DataPDF Available

Abstract

Conference Paper
1
A modular approach to developing interdisciplinary,
interoperable standards for geochemical data based on
the Semantic Sensor Network (SSN) Ontology.
Lesley Wyborn, Simon Cox, Kerstin Lehnert, Jens Klump
Summary
Interoperability across multiple scientific disciplines has generally had limited success, as most
standards are specific to a single community or discipline.
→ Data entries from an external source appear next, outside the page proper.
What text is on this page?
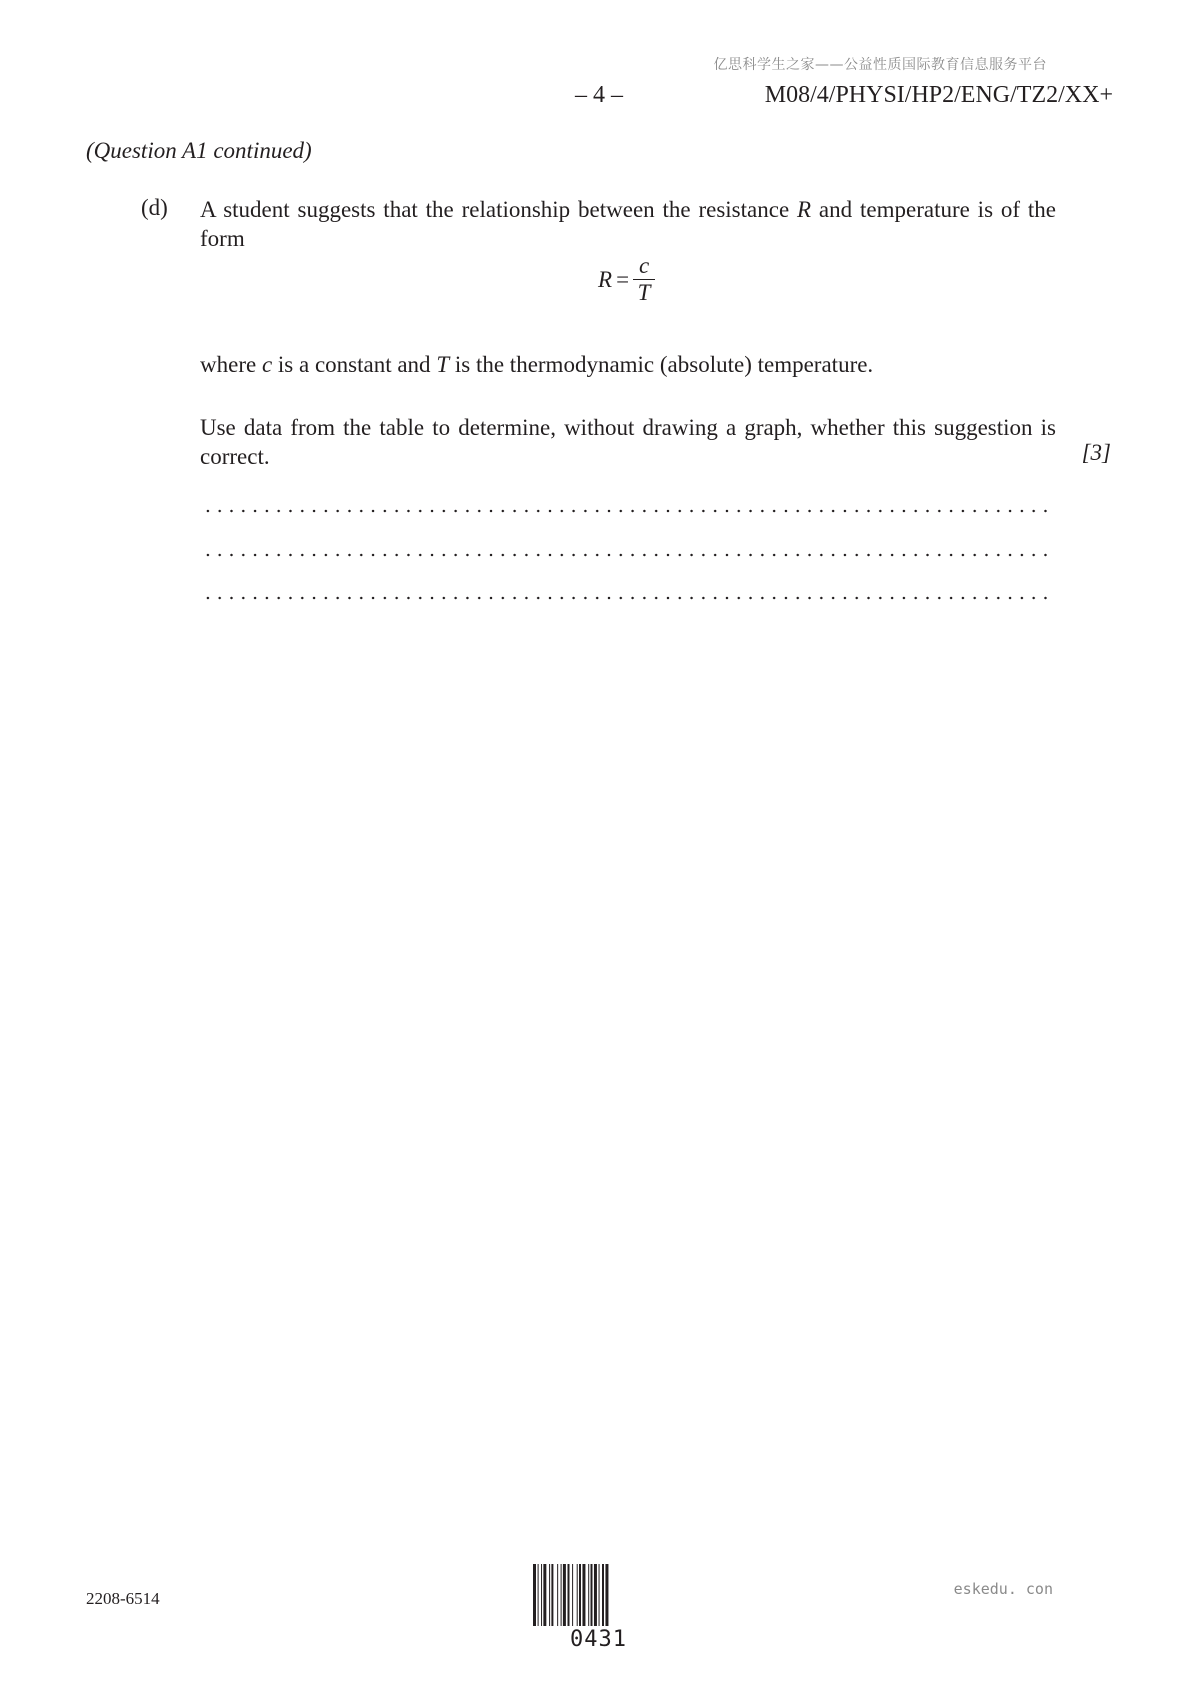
亿思科学生之家——公益性质国际教育信息服务平台
– 4 –	M08/4/PHYSI/HP2/ENG/TZ2/XX+
(Question A1 continued)
(d) A student suggests that the relationship between the resistance R and temperature is of the form
$R = \frac{c}{T}$
where c is a constant and T is the thermodynamic (absolute) temperature.
Use data from the table to determine, without drawing a graph, whether this suggestion is correct.	[3]
2208-6514
0431
eskedu. con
However, many components of scientific
data are common to multiple disciplines, and if these can be identified and leveraged then valuable
foundations are laid for cross-discipline interoperability. A recent joint W3C and OGC standard - the
Semantic Sensor Network (SSN) ontology - specifies the semantics of sensors, observation, sampling,
and actuation, and supports a modular approach to the specification of the details of these elements
of a scientific information system. This separation of concerns then allows the relevant experts to
define community-endorsed standards for individual disciplines, with protocols and vocabularies in
each of the modular components, within a common overall framework. Where the same component
is used in many disciplines (e.g., geographical location, units of measure, colour, elements of the
periodic table, definition of magnetic properties) common (universal) reference standards,
protocols, can be established. This modular approach will ultimately facilitate interdisciplinary
science and lay the foundations for digital scientific data to be born connected to multiple
disciplines. An example of this approach is shown through the subdiscipline of geochemistry.
Abstract
Interoperability of data within a single scientific domain has been the focus of both technical data
managers and scientific discipline specialists for many decades. For example, geochemistry is widely
used in the field of Earth and environmental sciences, and several efforts have been undertaken to
standardise of geochemical data for publication within the geoscience discipline (e.g., Deines, 2003;
Staudigel et al., 2003; Potts, 2012; Goldstein et al., 2014). However, as they are designed for
standardising data in publications, they do not support use in data processing and analysis, and are
also limited in their capacity for interoperability with other disciplines. There has also been some
development of standards to allow data from multiple geochemical databases to be brought into a
coherent entity (e.g., EarthChem XML, IEDA 2018), but currently these are only local efforts and have
not yet been endorsed as agreed international standards.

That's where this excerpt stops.